The crackdown against “bride buying” intensified after Nepal’s immigration officials last month found several young Nepali women living in rented apartments with Chinese nationals in the capital, Kathmandu.
The Chinese men admitted to filming the women and sending the videos to friends in China and sharing them on social media, though they did not explicitly state the purpose of the recordings, the Hong Kong-based South China Morning Post reported.
Authorities deported four Chinese nationals for visa violations, saying there was insufficient evidence to file criminal charges over allegations that the women were being coerced into marriages in China.
The Chinese Embassy in Nepal also issued a New Year’s travel advisory cautioning its citizens against what it described as “bride buying” in the country, urging them not to trust matchmaking agencies and brokers blindly and stressing that deceptive or profit-driven cross-border matchmaking is illegal under Chinese law.

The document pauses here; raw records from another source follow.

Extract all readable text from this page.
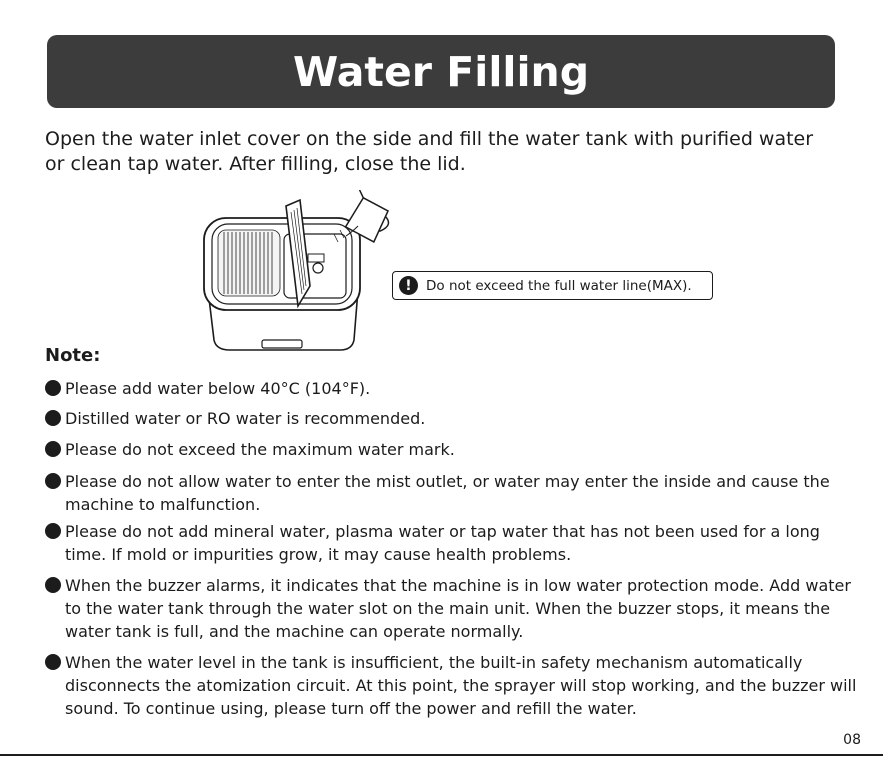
Water Filling
Open the water inlet cover on the side and fill the water tank with purified water or clean tap water. After filling, close the lid.
!	Do not exceed the full water line(MAX).
Note:
Please add water below 40°C (104°F).
Distilled water or RO water is recommended.
Please do not exceed the maximum water mark.
Please do not allow water to enter the mist outlet, or water may enter the inside and cause the machine to malfunction.
Please do not add mineral water, plasma water or tap water that has not been used for a long time. If mold or impurities grow, it may cause health problems.
When the buzzer alarms, it indicates that the machine is in low water protection mode. Add water to the water tank through the water slot on the main unit. When the buzzer stops, it means the water tank is full, and the machine can operate normally.
When the water level in the tank is insufficient, the built-in safety mechanism automatically disconnects the atomization circuit. At this point, the sprayer will stop working, and the buzzer will sound. To continue using, please turn off the power and refill the water.
08
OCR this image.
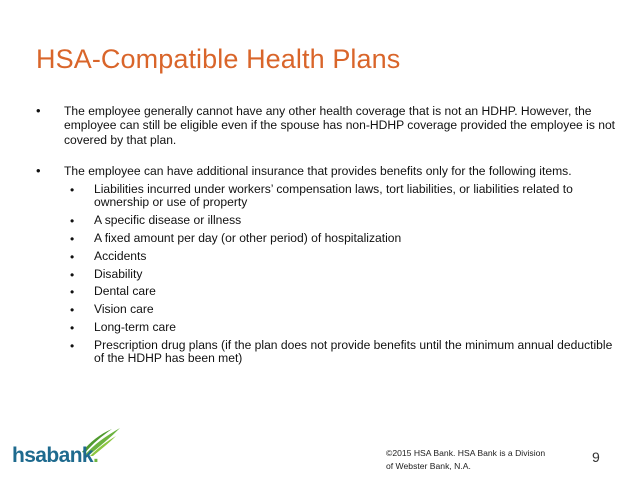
HSA-Compatible Health Plans
• The employee generally cannot have any other health coverage that is not an HDHP. However, the employee can still be eligible even if the spouse has non-HDHP coverage provided the employee is not covered by that plan.
• The employee can have additional insurance that provides benefits only for the following items.
• Liabilities incurred under workers’ compensation laws, tort liabilities, or liabilities related to ownership or use of property
• A specific disease or illness
• A fixed amount per day (or other period) of hospitalization
• Accidents
• Disability
• Dental care
• Vision care
• Long-term care
• Prescription drug plans (if the plan does not provide benefits until the minimum annual deductible of the HDHP has been met)
hsabank.	©2015 HSA Bank. HSA Bank is a Division of Webster Bank, N.A.
9
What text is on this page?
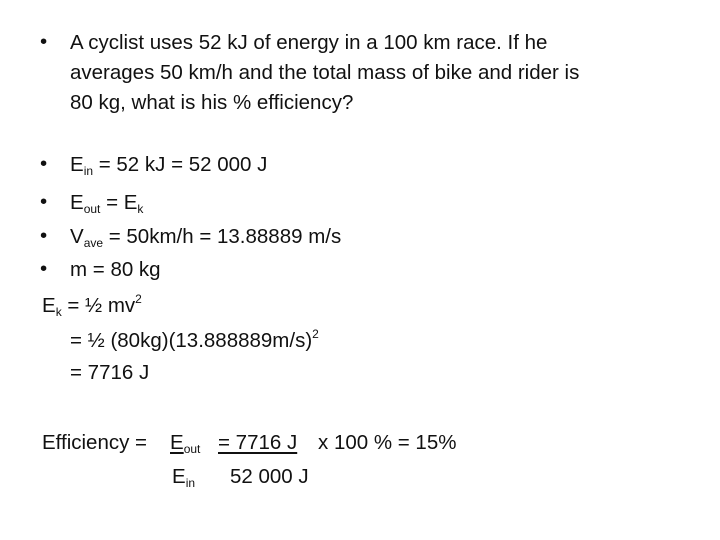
• A cyclist uses 52 kJ of energy in a 100 km race. If he
averages 50 km/h and the total mass of bike and rider is
80 kg, what is his % efficiency?
• $E_{in} = 52$ kJ = 52 000 J
• $E_{out} = E_k$
• $V_{ave} = 50km/h = 13.88889$ m/s
• m = 80 kg
$E_k$ = ½ $mv^2$
= ½ $(80kg)(13.888889m/s)^2$
= 7716 J
Efficiency = $E_{out} = 7716$ J x 100 % = 15%
$E_{in}$ 52 000 J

“Fully understand the legal, cultural, property division and child custody risks involved in cross-border marriages,” the notice said. “Do not easily believe in cross-border matchmaking … stay away from illegal marriage brokers.”

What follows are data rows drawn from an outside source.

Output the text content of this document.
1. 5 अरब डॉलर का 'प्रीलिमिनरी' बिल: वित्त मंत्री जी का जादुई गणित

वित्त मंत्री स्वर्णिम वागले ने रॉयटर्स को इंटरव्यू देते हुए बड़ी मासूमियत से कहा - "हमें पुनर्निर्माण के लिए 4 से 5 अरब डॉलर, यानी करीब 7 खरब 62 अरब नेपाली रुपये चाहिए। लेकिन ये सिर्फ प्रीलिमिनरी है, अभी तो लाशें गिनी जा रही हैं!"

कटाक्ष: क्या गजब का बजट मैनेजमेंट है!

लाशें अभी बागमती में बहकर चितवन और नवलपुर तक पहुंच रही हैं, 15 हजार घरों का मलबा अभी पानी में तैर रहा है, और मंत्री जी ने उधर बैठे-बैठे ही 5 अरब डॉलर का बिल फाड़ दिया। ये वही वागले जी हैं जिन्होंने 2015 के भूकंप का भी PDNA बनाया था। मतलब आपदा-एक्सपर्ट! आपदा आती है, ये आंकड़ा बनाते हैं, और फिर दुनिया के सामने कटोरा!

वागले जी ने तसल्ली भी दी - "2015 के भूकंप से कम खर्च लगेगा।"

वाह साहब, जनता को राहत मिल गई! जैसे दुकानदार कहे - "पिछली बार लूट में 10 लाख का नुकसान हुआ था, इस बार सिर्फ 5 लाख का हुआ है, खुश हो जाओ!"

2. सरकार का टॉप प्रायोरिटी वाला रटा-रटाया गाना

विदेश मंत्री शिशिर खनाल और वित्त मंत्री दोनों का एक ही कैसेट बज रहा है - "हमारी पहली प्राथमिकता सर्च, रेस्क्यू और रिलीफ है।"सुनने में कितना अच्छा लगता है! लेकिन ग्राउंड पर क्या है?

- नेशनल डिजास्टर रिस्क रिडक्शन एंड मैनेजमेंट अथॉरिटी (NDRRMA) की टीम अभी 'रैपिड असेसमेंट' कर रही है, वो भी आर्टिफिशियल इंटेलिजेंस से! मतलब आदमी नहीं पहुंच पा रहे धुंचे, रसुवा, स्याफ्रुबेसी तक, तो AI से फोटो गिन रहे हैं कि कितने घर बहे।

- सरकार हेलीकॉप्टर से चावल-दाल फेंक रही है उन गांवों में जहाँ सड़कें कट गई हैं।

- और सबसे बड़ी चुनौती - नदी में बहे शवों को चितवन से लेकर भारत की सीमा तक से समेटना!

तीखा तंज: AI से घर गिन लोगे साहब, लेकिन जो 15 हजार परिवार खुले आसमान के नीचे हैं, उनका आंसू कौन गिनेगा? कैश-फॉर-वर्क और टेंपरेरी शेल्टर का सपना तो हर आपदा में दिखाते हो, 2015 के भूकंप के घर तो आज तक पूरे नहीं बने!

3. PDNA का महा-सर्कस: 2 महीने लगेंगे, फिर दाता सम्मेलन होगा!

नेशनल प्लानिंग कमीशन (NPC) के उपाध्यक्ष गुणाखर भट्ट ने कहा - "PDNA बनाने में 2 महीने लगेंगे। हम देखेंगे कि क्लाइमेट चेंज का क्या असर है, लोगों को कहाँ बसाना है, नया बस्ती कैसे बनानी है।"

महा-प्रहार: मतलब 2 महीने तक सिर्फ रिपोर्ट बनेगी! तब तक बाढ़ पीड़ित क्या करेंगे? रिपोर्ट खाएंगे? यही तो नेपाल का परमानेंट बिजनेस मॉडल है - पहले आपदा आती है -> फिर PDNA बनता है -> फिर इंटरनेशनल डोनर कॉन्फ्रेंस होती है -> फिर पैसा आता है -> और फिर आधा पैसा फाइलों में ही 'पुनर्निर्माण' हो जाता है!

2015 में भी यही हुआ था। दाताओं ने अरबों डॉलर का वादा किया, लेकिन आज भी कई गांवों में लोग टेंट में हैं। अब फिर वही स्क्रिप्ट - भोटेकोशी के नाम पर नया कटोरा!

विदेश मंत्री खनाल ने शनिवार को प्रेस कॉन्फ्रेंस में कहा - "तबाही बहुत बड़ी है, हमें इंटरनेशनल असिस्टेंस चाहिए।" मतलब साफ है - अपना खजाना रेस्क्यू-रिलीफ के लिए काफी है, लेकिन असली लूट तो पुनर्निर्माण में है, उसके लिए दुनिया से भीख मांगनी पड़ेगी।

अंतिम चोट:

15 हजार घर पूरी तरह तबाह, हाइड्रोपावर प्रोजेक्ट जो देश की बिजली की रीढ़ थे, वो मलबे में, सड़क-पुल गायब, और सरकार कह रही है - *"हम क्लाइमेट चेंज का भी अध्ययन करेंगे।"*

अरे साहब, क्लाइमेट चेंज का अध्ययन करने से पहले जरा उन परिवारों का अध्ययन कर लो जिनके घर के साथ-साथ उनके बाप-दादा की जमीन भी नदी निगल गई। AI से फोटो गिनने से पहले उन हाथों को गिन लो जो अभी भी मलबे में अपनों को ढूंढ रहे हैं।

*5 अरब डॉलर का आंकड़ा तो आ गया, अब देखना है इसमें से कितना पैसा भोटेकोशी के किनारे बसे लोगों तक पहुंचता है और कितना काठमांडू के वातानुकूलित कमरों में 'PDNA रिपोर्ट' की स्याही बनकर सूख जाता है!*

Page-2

The warning, posted on Friday, follows a series of recent cases in Nepal that have drawn attention to suspected illegal matchmaking activity involving Chinese nationals, as well as a broader shift by online brokers towards South Asia, the report said.
Some matchmaking agencies were charging between 5,000 yuan (USD 713) and 188,000 yuan (USD 26,830), marketing the process as “simple and easy”, the report quoted Chinese media.
“In recent years, several Chinese citizens who came to Nepal to find wives through illegal matchmaking agencies have been arrested on suspicion of human trafficking, child marriage, rape and other crimes,” the Chinese embassy said in its statement.
China’s demand for overseas brides is often linked by researchers to its skewed sex ratio, which official figures put at about 104 men for every 100 women.
The imbalance, shaped over decades by birth control policies and a cultural preference for sons, has left millions of men struggling to find partners. Some turn to paid matchmaking services that claim to help facilitate marriages abroad.
Activists and authorities say such services often exploit young women in poorer countries, promoting marriage as a pathway out of poverty while obscuring legal, financial and personal risks.
Women and girls from Laos, Myanmar and Vietnam have previously been trafficked and sold as wives in China, the report said.